Net income (loss) from discontinued operations, net of tax (dollars)(0.08)1.14 1.06 
Net income (loss) (dollars)$(0.60)$1.16 $0.56 
Basic weighted average number of common shares outstanding24,784 24,784 24,784 
Diluted Earnings per Common Share
Net income (loss) from continuing operations (dollars)$(0.52)$0.02 $(0.50)
Net income (loss) from discontinued operations, net of tax (dollars)(0.08)1.14 1.06 
Net income (loss) (dollars)$(0.60)$1.16 $0.56 
Diluted weighted average number of common shares outstanding24,698 24,698 24,698 

See accompanying notes to unaudited pro forma condensed consolidated financial information.





NOTES TO UNAUDITED PRO FORMA CONDENSED CONSOLIDATED FINANCIAL INFORMATION

Note 1. Basis of Presentation and Adjustments

The Company's historical financial statements have been adjusted in the unaudited pro forma condensed consolidated financial information to present events that are (i) directly attributable to the Share Sale to date, (ii) factually supportable and (ii) are expected to have a continuing impact on the Company's consolidated results following the Share Sale.

The unaudited condensed consolidated financial information reflect the following adjustments:

“Historical” - represents the historical consolidated balance sheet and statement of operations of the Company as of the period presented.

(a) This adjustment represents the cash received from the closings of the Share Sale, net of withholding of estimated aggregate capital gains taxes payable in the Kingdom of Saudi Arabia, as well as the prepayment of debt utilizing a portion of the proceeds from the Share Sale.

(b) This adjustment represents the elimination of the respective portion of historical assets and liabilities associated with the Company’s investment in AMAK related to the closings of the Share Sale.

(c) This adjustment represents the withholding of estimated aggregate capital gains taxes payable in the Kingdom of Saudi Arabia pertaining to the Share Sale.

(d) This adjustment represents the estimated U.S. federal taxes payable on the gain on sale, utilizing a 21% statutory tax rate.

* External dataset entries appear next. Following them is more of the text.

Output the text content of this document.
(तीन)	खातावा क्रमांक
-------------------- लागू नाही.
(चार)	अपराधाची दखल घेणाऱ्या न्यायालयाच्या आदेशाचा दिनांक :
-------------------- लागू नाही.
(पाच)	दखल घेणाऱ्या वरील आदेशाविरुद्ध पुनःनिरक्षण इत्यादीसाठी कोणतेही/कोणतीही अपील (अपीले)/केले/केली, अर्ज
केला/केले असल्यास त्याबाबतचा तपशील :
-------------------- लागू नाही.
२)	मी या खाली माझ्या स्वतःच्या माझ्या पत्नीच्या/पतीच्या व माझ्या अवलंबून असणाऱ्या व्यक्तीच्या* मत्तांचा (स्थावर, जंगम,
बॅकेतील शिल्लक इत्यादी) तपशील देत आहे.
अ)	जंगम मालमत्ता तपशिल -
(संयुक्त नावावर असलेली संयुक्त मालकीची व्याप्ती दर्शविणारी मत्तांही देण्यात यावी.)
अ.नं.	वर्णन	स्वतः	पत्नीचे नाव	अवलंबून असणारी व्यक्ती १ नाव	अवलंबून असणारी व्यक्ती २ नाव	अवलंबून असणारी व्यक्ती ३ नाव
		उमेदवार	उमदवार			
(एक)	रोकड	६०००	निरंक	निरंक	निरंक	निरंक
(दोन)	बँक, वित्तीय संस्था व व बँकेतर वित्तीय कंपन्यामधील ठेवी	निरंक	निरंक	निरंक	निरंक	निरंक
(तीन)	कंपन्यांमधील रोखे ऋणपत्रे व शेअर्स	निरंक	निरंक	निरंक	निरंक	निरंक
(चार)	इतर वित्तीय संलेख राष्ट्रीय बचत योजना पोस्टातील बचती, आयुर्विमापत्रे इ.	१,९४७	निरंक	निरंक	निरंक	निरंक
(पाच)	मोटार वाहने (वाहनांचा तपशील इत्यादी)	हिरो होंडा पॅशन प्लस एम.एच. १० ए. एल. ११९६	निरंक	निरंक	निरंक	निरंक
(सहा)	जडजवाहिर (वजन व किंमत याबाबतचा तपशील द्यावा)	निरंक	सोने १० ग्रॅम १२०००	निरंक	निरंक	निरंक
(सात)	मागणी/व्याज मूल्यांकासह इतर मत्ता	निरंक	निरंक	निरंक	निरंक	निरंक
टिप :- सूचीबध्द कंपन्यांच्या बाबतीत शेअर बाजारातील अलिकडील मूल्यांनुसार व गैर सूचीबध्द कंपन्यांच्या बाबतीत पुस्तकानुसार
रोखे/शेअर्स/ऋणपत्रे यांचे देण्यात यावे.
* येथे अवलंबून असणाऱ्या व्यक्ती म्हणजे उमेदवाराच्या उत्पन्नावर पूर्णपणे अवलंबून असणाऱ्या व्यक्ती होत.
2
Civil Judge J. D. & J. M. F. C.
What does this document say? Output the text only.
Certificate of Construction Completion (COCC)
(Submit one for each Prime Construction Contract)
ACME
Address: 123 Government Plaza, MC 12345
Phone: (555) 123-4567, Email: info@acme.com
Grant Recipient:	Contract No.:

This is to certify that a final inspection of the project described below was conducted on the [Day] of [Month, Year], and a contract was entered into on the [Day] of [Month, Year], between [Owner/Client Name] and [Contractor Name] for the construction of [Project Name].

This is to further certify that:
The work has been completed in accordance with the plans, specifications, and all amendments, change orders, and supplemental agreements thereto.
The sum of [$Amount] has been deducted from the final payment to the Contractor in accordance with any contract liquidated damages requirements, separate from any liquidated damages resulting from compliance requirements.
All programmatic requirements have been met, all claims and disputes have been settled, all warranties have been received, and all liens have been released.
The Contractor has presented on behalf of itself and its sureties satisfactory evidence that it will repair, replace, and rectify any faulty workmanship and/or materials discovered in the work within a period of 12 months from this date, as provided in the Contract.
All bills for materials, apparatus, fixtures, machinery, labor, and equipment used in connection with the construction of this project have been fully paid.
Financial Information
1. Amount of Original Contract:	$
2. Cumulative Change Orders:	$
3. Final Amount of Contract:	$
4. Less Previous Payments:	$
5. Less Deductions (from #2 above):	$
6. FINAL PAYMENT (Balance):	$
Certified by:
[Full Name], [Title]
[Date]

(e) This adjustment represents the prepayment of outstanding borrowings under the Company’s term loan facility utilizing a portion of the proceeds of the Share Sale.

(f) This adjustment represents the increase in the Company’s deferred tax liability resulting from the closings of the Share Sale.

(g) This adjustment represents the gain on sale, net of transaction costs and estimated taxes in both the Kingdom of Saudi Arabia and U.S. federal taxes, as well as an adjustment of previously recorded equity in losses giving effect to the completion of the Share Sale as of January 1, 2020.

(h) This adjustment represents the increase in the Company’s deferred tax liability resulting from the closings of the Share Sale.

(i) This adjustment represents the gain on sale, net of transaction costs and estimated taxes in both the Kingdom of Saudi Arabia and U.S. federal taxes, as well as an adjustment of previously recorded equity in losses giving effect to the completion of the Share Sale as of January 1, 2019.

(j) This adjustment represents the cumulative effect of adjustments (f) and (g) giving effect to the completion of the Share Sale as of June 30, 2020 which excludes the adjustment for previously recorded equity in losses.